Il faut confronter des idées vagues avec des images claires...
Retour de Londres. Un ami vient me chercher à la descente du train. Là, tout de suite, dans le vaste hall, les voix françaises criardes, les gestes comme égratignés de l'intérieur, les visages totalement inexpressifs. Plus ça change, plus c'est la même chose. De part et d'autre de la sortie, les monumentales cariatides métalliques, quant à elles, restent...de marbre.
On s'en fout et on s'engouffre dans un café.
- Alors, tu as été voir des films pendant ton séjour ?

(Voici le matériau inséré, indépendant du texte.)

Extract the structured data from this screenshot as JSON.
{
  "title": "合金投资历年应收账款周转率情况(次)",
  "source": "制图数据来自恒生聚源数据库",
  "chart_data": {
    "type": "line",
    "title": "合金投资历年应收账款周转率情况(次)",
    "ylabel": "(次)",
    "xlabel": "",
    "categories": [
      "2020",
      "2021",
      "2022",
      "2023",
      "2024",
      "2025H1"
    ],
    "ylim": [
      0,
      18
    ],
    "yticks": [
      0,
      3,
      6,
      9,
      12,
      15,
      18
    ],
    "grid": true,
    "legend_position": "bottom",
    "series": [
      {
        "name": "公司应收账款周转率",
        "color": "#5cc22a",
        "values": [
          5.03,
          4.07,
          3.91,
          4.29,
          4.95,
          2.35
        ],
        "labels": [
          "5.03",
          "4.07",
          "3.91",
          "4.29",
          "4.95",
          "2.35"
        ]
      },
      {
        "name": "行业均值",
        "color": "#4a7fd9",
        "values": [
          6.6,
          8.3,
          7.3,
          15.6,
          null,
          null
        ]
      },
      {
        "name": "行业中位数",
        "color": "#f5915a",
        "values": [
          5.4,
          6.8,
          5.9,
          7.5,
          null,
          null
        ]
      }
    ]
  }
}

- Non. Et oui...Tiens, en me baladant du côté de Covent Garden un matin, je suis tombé sur un cinéma, Art et Essai, comme on disait avant 68, n'est-ce pas ?, un cinéma déjà ouvert et À bout de souffle à l'affiche. J'ai eu soudain envie de le revoir, peut-être pour la dixième fois ! J'étais tout seul. Quel luxe ! L'agitation de la capitale dehors et le calme à l'intérieur ! Le titre anglais du film de Godard est Breathless. C'est exactement ça. C'est même meilleur, je trouve, en langue anglaise. Pour nous amuser, je dirais qu'on navigue sans arrêt dans les films de Godard entre à bout de course et à perdre haleine...Les Pieds-Nickelés, référence obsessionnelle, ce ne sont pas les personnages sur l'écran, mais, à la limite, les spectateurs dans la salle...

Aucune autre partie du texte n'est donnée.